Hollandalı ebeveynlerin yoğun çabası sonucu mahkeme derneğin yasaklanmasına karar verdi. Martijn adlı dernek bu kararı temyiz etti.
Ancak yüksek mahkeme, pedofil derneğinin kapatılmasına ilişkin kararı onadı.
Yüksek mahkeme, yasağa karşı olduğunu ancak pedofil derneğine ilişkin "istisna" olduğunu ve uygulanması gerektiğine hükmetti.
MAHKEME: "KAMU DÜZENİNE AYKIRI"
Mahkeme, çocuklarla cinsel ilişkiyi savunan derneğin "kamu düzenine aykırı olduğunu" vurguladı.
Mahkeme kararında yetişkinlerin, seks yoluyla çocukları büyük ve kalıcı hasara uğrattıklarını dile getirildi.
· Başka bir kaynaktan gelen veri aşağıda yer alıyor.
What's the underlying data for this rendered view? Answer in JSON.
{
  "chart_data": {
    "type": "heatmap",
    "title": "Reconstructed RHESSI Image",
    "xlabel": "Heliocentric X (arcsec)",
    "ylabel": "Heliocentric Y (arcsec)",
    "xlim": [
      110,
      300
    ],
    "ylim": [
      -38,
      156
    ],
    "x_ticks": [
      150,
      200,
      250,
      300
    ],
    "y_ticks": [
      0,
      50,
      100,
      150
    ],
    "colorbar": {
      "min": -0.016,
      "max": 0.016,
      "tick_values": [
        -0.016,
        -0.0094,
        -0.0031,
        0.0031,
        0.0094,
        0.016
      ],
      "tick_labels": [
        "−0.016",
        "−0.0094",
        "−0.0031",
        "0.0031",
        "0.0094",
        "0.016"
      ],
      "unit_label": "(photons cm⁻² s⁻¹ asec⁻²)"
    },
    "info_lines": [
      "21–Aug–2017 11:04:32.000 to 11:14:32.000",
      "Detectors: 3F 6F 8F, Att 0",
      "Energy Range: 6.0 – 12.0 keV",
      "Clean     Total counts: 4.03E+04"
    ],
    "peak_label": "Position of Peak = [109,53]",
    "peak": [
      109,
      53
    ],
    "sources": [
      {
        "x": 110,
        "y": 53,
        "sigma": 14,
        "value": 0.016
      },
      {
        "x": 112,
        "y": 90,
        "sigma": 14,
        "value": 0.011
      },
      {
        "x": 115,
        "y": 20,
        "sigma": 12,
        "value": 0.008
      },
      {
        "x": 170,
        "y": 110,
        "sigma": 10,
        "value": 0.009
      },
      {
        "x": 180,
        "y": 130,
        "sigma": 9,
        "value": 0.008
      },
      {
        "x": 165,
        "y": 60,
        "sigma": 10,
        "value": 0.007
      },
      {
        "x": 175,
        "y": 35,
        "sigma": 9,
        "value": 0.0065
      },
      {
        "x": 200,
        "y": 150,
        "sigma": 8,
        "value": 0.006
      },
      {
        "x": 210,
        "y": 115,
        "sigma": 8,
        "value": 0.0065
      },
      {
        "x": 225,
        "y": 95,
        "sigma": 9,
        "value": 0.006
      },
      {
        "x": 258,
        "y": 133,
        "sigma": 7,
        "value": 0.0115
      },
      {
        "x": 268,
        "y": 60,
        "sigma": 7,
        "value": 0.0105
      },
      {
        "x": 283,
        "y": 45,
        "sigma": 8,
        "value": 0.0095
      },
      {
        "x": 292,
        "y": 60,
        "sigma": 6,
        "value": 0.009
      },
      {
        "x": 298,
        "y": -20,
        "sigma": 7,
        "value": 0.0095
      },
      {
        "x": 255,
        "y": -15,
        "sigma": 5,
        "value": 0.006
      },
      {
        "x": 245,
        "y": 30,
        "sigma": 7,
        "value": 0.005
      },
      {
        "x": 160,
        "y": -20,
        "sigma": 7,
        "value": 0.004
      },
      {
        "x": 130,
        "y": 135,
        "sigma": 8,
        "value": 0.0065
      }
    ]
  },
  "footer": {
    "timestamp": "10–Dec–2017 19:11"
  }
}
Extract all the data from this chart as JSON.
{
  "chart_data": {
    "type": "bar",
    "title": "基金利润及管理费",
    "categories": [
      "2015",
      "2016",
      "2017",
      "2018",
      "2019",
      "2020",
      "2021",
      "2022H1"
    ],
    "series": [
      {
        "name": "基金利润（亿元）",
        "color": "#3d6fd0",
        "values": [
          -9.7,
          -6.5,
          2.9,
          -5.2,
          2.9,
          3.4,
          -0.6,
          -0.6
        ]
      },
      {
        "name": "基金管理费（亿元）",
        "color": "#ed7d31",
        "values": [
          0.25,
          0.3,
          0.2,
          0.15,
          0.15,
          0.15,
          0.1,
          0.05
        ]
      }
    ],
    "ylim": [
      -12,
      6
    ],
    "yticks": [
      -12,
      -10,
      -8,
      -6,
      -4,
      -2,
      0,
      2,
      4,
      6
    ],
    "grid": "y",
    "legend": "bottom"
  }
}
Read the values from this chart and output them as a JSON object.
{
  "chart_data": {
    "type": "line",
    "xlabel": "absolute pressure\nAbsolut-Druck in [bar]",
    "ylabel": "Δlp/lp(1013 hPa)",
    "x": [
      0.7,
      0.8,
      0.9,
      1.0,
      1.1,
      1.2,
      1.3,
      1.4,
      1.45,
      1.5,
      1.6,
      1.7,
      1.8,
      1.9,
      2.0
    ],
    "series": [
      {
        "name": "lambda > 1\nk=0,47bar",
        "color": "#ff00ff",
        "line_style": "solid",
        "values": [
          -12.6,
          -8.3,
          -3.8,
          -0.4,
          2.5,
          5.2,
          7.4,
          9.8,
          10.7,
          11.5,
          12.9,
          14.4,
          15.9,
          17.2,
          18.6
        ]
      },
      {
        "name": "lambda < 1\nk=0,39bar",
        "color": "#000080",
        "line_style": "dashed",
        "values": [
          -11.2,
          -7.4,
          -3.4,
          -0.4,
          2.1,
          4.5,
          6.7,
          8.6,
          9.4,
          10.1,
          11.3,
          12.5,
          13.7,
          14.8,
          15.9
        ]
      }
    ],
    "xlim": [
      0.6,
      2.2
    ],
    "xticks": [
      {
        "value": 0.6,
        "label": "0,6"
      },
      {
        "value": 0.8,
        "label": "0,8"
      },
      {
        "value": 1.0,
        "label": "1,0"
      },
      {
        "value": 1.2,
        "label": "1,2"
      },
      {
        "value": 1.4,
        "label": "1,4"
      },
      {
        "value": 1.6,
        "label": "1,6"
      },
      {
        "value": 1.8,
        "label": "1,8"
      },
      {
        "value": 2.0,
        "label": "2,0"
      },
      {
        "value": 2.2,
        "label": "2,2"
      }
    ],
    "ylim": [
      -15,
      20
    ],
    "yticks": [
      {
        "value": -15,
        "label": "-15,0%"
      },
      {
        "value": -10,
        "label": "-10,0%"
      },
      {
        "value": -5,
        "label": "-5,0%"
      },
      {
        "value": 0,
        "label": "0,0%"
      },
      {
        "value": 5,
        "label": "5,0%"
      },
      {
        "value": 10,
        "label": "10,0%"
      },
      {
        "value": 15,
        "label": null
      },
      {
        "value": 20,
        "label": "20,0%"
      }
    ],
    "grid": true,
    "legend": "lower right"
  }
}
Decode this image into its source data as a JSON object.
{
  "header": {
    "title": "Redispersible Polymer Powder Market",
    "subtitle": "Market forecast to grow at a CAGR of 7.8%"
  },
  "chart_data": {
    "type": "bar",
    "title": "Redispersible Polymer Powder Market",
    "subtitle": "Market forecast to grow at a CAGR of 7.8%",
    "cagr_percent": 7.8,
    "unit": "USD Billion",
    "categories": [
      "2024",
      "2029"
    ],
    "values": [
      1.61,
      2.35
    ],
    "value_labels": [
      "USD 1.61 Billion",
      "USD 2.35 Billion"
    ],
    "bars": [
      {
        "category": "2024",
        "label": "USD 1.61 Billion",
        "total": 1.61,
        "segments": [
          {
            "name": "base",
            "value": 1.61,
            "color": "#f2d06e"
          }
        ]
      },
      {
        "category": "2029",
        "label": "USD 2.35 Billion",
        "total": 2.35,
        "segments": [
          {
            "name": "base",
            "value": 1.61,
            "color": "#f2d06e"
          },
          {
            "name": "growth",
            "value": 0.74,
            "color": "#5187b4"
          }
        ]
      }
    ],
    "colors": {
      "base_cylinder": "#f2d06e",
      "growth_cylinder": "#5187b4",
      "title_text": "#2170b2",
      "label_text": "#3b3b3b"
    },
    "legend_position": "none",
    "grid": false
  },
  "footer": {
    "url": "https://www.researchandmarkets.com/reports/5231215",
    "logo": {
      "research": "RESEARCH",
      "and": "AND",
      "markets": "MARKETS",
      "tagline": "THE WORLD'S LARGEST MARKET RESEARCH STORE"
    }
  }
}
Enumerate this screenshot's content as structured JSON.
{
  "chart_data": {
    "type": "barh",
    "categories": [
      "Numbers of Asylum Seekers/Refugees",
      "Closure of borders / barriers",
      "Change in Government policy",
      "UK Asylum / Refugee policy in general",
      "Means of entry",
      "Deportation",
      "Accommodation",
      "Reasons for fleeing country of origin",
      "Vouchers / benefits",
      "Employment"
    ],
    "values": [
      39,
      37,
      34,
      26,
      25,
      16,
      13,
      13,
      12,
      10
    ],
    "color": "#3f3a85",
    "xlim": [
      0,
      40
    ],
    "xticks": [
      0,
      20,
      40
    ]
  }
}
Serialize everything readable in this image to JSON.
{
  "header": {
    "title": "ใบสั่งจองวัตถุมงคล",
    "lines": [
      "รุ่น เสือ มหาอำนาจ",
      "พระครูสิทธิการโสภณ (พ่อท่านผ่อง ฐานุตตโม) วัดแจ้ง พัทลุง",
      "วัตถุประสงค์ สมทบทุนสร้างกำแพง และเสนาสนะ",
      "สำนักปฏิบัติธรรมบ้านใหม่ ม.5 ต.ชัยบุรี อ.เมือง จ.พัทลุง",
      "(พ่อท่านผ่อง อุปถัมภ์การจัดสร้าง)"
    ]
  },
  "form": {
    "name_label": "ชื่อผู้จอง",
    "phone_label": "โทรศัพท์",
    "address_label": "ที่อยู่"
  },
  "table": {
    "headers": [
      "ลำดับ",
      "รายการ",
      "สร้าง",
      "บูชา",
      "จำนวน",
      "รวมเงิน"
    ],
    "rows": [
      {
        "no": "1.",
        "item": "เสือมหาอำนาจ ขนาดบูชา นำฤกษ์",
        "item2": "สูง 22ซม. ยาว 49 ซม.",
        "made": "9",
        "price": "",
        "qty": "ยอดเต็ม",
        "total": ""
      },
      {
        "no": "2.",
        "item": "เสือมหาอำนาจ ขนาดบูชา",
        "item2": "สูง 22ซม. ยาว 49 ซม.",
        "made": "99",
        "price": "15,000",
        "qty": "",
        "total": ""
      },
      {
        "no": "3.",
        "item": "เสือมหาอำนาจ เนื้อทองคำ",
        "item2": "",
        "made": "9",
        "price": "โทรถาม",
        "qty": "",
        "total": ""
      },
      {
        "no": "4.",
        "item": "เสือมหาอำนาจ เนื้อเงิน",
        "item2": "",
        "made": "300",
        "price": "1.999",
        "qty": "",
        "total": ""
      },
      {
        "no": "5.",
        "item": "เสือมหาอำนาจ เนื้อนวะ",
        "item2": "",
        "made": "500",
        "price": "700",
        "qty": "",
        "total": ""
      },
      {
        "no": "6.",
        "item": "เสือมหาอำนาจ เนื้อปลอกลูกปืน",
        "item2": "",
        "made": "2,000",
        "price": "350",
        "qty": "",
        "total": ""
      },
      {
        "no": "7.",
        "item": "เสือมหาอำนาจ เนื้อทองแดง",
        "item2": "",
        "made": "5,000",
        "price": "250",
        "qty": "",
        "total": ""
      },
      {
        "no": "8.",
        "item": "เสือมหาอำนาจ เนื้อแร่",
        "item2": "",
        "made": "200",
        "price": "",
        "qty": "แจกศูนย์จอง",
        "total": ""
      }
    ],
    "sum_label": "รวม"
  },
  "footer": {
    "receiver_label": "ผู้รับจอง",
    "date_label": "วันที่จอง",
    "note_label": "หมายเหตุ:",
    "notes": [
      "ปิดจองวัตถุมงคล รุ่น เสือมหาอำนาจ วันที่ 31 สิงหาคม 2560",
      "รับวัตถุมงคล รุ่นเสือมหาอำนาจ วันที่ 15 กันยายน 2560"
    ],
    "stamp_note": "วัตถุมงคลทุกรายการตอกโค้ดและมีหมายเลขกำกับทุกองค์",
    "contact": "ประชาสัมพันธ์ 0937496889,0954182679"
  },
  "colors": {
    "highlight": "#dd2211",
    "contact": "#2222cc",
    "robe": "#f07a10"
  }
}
Çocukların, yetişkinlerin bu tür eylemlerinden kesinlikle korunmaları gerektiğinin altı çizildi.
Hollanda'daki iç hukuk yollarının kapanması üzerine pedofil derneği, "hak ve özgürlüklerinin ihlal edildiği" gerekçesiyle AİHM'e gitti.
Ancak AİHM, pedofil derneğinin başvurusunu reddetti. Mahkeme kaynakları bu kararı çocuklar açısından konunun takipçilerinden bir, olan Hıristiyan Demokrat Parti (CDA) Milletvekili Pieter Omtzigt'e teyit etti.
Martijn derneğinin avukatları Gerard Sprong ve Sidney Smeets, AİHM'in kararını "cesaret eksikliği" olarak değerlendirdi.
Avukatlar, esnek ve demokratik bir toplumda "popüler olamayan görüş ve yaşam tarzının" da korunması gerektiğini savunuyor. İfade özgürlüğünün, herkes için uygulanması halinde bir anlamı olacağını söylüyorlar.
GÜLAY GÖKTÜRK KAYBETTİ
Akşam gazetesi yazarı Gülay Göktürk de, 9 Ocak 2002'de Sabah gazetesinde yayımlanan "Çocuk Pornosu" başlıklı yazıda, "sübyancı olma hakkını" savunmuştu.
Göktürk, konuyu düşünce özgürlüğü kapsamında değerlendirerek, şöyle demişti:
"Ben, arzunun bu lanetlenişini haklı bulmuyorum. Yani, insanların çocuklara zarar vermedikleri sürece 'sübyancı olma hakkını' savunuyorum.”
https://odatv.com/gulay-gokturk-kaybetti-0302151200_m.html
O yüzden Lgbt konusu benim için hala muallak.
Toplumsal bakış açısındaki farklılıklar derken yine aklıma geldi.
Belçika'da (yakında Batı'nın her ülkesine yayılır sanırım)
Cinsellik yaşama yaşı 14 'e indirildi, aradaki yaş farkı en fazla 5 olabilir diyor. İleride bu yaş farkı yasağı özgürlük gerekçesiyle kalkabilir. Hep öyle olur çünkü.
14 yaşında cinsellik demek; kondom, doğum kontrol hapı, ertesi gün hapı, istenmeyen gebelik, kürtaj, çocuk anneler demek.
Çocukların bu kadar ağır sorumluluklar altına sokulması, kötülük değil mi?
İleride yaş engeli kalkarsa 14 yaşındaki kız/erkek çocuğu 34 yaşındaki kadın/erkek yetişkinle cinsel hayatı yasal çerçevede yaşayacak demektir.
Bu da pedofili değil midir?
Pedofili değildir demek için yeni yasa çıkaracaklar belki 13 yaş ve üzeri pedofil değildir diye.
Bunu kabullenebilmek mümkün değil.
Ve hiçbir resmi kurumdan ses çıkmıyor Avrupa'da.